Visiting Artist Lecture Vivian Beer

Leah Woods had posted fliers around the Service Building for visiting artist Vivian Beer, and stopped by the ceramics room during class to encourage students to attend. I was thrilled to attend because there haven't been very many(if any) sculpture artist lectures and I thought she had an awesome name!

I believed Vivian Beer's artist lecture was executed very well and certainly left me with a feeling inspiration. She first talked about her life growing up on the rural coast of Maine pretty much living without electricity or running water, spending most of her time out and about the wilderness. Beer flipped through many pictures she had taken from the outdoors that inspired her, kind of like her little collection box of favorite images that she keeps for motivational ideas for her work-- clouds, trees, landscapes. Beer uses the images around her to abstract her ideas from, so with the overflow of images thrown at us today through television, magazines, newspapers, and billboards, Vivian's image collection has grown to include new trendy shapes.

Many of Vivian Beer's works tiptoe the line between functional and non functional. Some pieces of furniture are elevated to tower above the viewer, giving a new perspective to what a chair is and possibly how it is and isn't used. She enjoys the idea of the chair the most, because a chair is most personable-- it has arms, legs and a back; can be in the kitchen or the dining room, or on the front porch; the chair can be anywhere.

Most of Beer's work is designed with sheet metal, her preferred medium which she pounds and shapes into forms that sometimes strikingly resemble a sleek new Ferrari. She wanted the people who sit on her benches to feel a sense of excitement that they would if they were sitting in one of those expensive suave cars.

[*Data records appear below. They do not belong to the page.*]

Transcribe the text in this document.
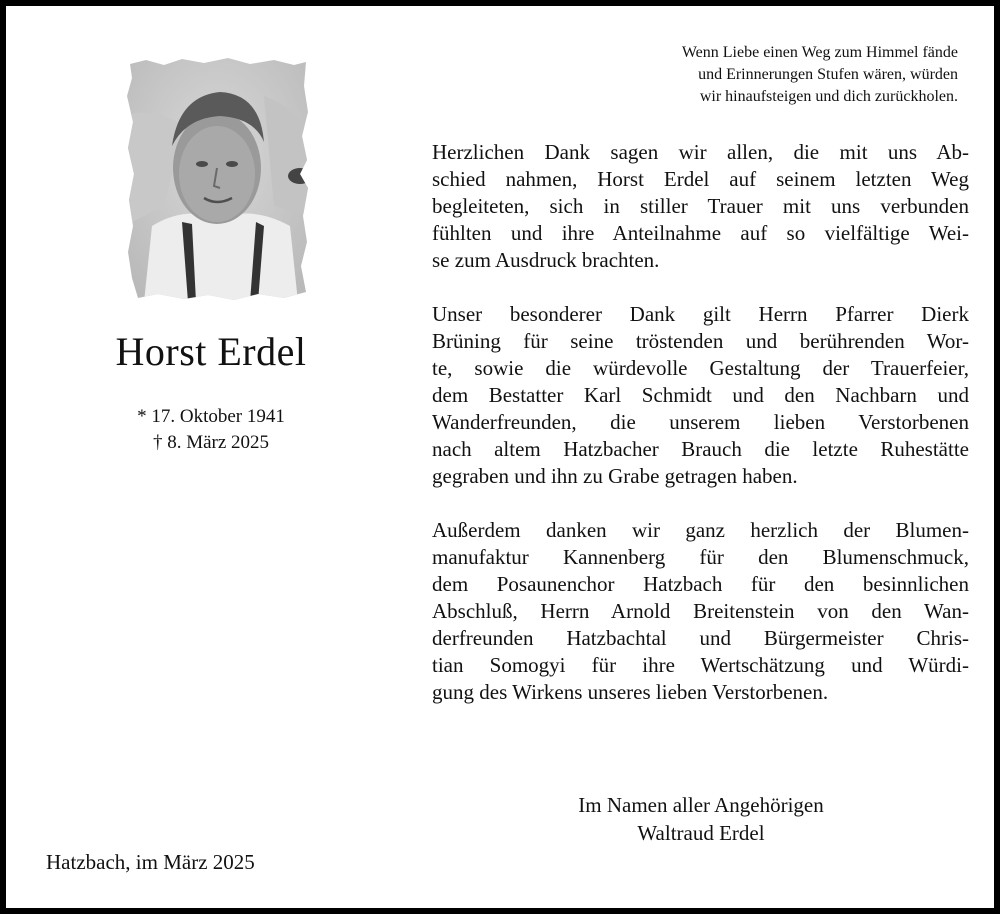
Horst Erdel
* 17. Oktober 1941
† 8. März 2025
Hatzbach, im März 2025
Wenn Liebe einen Weg zum Himmel fände
und Erinnerungen Stufen wären, würden
wir hinaufsteigen und dich zurückholen.
Herzlichen Dank sagen wir allen, die mit uns Ab-
schied nahmen, Horst Erdel auf seinem letzten Weg
begleiteten, sich in stiller Trauer mit uns verbunden
fühlten und ihre Anteilnahme auf so vielfältige Wei-
se zum Ausdruck brachten.
Unser besonderer Dank gilt Herrn Pfarrer Dierk
Brüning für seine tröstenden und berührenden Wor-
te, sowie die würdevolle Gestaltung der Trauerfeier,
dem Bestatter Karl Schmidt und den Nachbarn und
Wanderfreunden, die unserem lieben Verstorbenen
nach altem Hatzbacher Brauch die letzte Ruhestätte
gegraben und ihn zu Grabe getragen haben.
Außerdem danken wir ganz herzlich der Blumen-
manufaktur Kannenberg für den Blumenschmuck,
dem Posaunenchor Hatzbach für den besinnlichen
Abschluß, Herrn Arnold Breitenstein von den Wan-
derfreunden Hatzbachtal und Bürgermeister Chris-
tian Somogyi für ihre Wertschätzung und Würdi-
gung des Wirkens unseres lieben Verstorbenen.
Im Namen aller Angehörigen
Waltraud Erdel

She began experimenting with auto body paint finishes and soon her furniture and sculpture took on a whole new dazzle. She described the candy red paint she would layer on top of a hot pink paint coat making the red a vibrant hue of sparkle and color.



Another interesting aspect I found about her presentation, were the photographs taken of her sculptures. The blur of a person in the background walking by, examining, and/or sitting in the bench or chair gave the furniture a more approachable dimension. These weren't photos documenting cold quiet metal sculptures, the people in the pictures made them seem more interactive, functional, and playful which seems to be more of her intended purpose for those pieces.